La RAE parece estar pensando en la economía española cuando define eufemismo como la «manifestación suave o decorosa de ideas cuya recta y franca expresión sería dura o malsonante». Así, hablamos de consolidación fiscal en lugar de ahorro y ajustes. De desapalancamiento para referirnos al pago de deudas. De ayudas financieras que, en realidad, son rescates. Todo queda un poco manido. Pero hay un espacio de oportunidad. Si llegamos, por ejemplo, al consenso de que el paro es el principal problema en España, parece conveniente evitar soniquetes algo pesados como el de derogar la reforma laboral o establecer un contrato único. Esa reforma está dando sus frutos pero puede mejorarse. Y algunas propuestas contractuales alternativas, como ese «contrato estable y progresivo», son un buen pulpo como animal de compañía del contrato único. Hay mucho más espacio de confluencia del que se reconoce y precisamente lo que irrita al electorado es que no sea eso lo que prime sino el debate de los términos.
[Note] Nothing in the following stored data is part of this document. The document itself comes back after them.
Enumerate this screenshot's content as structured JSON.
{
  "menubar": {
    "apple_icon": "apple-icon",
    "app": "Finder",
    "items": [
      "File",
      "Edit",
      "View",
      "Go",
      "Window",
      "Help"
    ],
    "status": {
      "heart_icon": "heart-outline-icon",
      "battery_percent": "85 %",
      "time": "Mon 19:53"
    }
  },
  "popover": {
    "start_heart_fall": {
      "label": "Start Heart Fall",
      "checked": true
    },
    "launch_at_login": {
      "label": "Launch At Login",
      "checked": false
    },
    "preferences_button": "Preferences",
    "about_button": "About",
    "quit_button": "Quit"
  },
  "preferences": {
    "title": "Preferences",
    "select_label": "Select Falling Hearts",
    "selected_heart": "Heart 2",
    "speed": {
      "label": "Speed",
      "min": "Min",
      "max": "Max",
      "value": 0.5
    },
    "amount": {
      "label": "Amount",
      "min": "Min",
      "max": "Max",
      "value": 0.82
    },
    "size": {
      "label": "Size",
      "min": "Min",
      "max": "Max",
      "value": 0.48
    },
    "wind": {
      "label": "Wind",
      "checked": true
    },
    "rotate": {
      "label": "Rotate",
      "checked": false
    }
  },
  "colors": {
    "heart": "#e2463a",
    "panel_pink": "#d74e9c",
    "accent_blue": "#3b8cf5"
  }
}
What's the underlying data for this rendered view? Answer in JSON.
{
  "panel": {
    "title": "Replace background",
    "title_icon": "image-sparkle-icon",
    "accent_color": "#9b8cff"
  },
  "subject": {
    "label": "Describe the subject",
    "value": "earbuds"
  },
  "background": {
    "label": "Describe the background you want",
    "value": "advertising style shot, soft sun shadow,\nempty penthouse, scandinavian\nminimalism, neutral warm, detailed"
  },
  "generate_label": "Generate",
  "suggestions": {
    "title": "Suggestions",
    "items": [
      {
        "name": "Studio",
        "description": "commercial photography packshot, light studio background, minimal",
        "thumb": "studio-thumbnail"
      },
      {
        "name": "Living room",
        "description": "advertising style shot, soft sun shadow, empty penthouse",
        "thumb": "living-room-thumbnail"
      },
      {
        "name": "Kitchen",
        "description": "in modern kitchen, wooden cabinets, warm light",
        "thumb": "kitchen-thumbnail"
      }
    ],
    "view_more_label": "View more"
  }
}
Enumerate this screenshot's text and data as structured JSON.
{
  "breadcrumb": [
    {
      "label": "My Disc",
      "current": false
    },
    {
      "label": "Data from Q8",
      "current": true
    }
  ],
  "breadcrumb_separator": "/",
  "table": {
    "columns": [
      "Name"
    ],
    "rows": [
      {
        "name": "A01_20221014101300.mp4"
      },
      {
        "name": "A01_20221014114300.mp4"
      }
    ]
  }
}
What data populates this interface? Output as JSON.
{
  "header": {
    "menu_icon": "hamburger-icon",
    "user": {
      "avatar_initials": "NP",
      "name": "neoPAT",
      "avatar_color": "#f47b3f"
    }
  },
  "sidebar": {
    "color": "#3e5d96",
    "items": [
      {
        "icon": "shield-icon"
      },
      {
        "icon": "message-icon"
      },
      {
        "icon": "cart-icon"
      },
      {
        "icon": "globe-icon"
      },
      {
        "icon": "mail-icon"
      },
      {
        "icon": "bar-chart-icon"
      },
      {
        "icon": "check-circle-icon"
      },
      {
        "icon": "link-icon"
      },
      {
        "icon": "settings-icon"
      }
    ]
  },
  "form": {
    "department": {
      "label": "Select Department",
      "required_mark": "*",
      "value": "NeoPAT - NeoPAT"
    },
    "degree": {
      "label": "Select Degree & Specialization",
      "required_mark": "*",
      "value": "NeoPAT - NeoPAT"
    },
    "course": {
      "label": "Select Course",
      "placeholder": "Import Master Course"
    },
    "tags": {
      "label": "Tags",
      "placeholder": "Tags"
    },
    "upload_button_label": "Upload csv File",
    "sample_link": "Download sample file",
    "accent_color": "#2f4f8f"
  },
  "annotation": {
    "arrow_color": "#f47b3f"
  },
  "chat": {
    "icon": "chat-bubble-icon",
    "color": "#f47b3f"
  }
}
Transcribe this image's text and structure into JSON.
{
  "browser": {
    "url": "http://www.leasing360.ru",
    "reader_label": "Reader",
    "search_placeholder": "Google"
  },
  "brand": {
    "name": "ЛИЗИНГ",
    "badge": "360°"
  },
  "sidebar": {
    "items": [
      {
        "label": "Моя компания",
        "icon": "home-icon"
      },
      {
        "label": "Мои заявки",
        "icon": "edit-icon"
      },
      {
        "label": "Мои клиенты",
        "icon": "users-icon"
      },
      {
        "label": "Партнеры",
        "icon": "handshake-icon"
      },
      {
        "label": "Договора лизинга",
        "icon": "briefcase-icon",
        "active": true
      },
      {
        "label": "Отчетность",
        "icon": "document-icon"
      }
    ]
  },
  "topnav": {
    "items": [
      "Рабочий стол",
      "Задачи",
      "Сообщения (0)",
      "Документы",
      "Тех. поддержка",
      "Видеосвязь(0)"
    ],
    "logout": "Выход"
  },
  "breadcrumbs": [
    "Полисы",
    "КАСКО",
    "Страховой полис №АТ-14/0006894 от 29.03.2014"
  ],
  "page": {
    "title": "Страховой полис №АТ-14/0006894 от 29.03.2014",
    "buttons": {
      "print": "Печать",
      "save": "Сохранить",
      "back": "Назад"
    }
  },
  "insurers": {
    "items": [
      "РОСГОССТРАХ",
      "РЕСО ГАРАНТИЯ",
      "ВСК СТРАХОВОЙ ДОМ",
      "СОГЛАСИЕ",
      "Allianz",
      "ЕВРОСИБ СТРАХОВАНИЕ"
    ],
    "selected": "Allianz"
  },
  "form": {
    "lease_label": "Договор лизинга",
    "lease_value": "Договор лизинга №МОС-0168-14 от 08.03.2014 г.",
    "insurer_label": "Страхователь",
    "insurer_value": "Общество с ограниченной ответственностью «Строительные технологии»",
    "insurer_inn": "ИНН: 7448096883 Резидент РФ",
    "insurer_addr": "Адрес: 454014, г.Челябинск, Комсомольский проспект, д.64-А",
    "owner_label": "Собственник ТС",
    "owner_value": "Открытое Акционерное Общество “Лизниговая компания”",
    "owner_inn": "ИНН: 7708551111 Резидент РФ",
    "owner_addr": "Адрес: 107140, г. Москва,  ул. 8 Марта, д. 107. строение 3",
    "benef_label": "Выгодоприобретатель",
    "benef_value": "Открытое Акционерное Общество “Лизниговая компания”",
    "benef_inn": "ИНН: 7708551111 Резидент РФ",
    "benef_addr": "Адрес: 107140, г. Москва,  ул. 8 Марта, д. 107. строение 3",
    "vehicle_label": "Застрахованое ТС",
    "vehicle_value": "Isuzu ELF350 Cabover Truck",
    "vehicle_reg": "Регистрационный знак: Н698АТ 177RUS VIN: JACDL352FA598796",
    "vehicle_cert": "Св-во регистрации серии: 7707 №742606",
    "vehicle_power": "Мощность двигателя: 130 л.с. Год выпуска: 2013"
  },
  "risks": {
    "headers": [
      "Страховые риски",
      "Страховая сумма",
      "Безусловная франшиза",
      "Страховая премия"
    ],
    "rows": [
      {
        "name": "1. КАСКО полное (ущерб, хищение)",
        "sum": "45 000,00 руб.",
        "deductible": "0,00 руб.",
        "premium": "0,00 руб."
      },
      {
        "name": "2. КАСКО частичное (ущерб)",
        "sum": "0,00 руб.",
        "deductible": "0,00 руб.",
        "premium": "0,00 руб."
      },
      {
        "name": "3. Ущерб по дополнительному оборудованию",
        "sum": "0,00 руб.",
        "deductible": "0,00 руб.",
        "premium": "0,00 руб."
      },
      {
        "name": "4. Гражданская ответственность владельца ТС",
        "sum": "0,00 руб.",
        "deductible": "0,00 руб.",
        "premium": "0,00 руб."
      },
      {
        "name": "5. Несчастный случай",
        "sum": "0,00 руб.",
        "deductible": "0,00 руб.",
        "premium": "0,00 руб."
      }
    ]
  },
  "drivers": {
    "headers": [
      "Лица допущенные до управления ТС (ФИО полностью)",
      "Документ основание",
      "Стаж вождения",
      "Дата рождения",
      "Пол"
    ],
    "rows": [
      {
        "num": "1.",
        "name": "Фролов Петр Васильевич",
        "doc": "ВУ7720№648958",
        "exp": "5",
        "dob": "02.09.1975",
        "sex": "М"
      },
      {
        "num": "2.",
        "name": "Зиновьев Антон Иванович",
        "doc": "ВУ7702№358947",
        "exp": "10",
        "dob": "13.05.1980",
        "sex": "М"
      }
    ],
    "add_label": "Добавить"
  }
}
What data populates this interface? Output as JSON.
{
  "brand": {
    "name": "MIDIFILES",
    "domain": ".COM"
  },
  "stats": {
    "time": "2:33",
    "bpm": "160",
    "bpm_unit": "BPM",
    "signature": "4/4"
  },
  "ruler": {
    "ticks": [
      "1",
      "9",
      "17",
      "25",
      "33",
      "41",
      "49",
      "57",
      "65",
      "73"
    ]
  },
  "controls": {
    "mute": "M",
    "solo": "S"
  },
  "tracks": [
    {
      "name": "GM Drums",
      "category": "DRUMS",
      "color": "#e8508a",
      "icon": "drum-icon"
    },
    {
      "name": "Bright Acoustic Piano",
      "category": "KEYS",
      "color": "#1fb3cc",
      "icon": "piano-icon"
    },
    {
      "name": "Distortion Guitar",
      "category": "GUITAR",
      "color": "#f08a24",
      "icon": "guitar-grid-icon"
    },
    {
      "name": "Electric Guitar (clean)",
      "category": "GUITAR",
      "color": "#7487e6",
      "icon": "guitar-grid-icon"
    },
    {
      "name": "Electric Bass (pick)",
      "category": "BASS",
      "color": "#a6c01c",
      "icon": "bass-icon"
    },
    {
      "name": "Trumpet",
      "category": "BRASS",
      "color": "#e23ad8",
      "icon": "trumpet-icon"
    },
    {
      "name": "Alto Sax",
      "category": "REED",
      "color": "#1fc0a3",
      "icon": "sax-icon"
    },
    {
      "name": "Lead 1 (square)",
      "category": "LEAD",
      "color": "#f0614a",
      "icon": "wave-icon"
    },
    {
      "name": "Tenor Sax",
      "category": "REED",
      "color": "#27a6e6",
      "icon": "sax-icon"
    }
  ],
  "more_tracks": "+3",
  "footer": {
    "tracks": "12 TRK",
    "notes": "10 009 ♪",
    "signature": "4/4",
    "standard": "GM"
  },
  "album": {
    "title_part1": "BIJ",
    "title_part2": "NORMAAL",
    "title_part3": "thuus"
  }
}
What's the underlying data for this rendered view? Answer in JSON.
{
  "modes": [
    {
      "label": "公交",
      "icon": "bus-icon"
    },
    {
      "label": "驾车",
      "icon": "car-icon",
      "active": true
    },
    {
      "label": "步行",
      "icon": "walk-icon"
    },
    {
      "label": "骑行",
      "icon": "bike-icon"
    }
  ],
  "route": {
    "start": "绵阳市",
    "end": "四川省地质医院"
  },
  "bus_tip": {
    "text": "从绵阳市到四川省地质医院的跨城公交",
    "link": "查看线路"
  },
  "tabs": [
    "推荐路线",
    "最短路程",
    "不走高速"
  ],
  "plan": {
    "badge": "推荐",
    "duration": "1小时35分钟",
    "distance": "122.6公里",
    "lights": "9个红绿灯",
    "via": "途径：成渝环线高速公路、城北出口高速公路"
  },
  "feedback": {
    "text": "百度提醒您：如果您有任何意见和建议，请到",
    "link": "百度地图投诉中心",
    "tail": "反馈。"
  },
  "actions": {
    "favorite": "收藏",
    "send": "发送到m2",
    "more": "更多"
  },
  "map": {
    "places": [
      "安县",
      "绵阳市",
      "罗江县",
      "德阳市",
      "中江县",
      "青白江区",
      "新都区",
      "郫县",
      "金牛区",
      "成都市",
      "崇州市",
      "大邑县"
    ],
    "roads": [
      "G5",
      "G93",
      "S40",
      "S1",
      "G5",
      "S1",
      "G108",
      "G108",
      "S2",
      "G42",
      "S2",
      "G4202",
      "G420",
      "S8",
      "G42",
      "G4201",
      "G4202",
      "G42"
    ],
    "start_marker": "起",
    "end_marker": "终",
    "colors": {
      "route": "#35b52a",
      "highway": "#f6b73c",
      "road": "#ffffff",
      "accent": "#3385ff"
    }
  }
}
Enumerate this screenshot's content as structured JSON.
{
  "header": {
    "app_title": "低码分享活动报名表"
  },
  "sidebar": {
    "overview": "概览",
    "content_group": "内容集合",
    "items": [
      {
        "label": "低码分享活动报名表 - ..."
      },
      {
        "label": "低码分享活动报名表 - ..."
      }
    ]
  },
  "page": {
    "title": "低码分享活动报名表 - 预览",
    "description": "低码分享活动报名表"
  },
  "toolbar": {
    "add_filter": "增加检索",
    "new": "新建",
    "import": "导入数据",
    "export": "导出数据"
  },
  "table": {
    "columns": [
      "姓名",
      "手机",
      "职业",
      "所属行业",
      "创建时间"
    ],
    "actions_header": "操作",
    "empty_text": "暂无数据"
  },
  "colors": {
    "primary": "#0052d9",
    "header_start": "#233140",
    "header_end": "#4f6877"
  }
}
Lo que conviene evitar son las perífrasis que encierran irresponsabilidad. Si desde Bruselas se deja más margen a España para cumplir con los objetivos de déficit, suena bastante forzado eso de «repartirse el margen» (entiéndase, el botín) entre la Administración central y la regional y local. Guste o no, gran parte del atranque institucional tiene que ver con el modelo de financiación territorial y parece urgente reformarlo. Aquí es donde el eufemismo se desliza hacia el circunloquio para llevar al ciudadano a la más absoluta confusión. Para algunos Gobiernos regionales, el desequilibrio entre las transferencias recibidas y las competencias asumidas en algunos servicios (por ejemplo, sanidad) es un despropósito. Pero ese debate se confunde rápidamente con el de la solidaridad interterritorial.
En realidad, si se quieren asumir más transferencias para equilibrarlas con las competencias, también quizás sea necesario sacrificar solidaridad a cambio de responsabilidad. Las leyes de estabilidad presupuestaria son, de hecho, la mejor herramienta para acabar con los ciclos políticos presupuestarios. Tal vez la desgracia es entender como eufemismo lo que no lo es. Ni las reformas son el demonio, ni el progreso implica irresponsabilidad.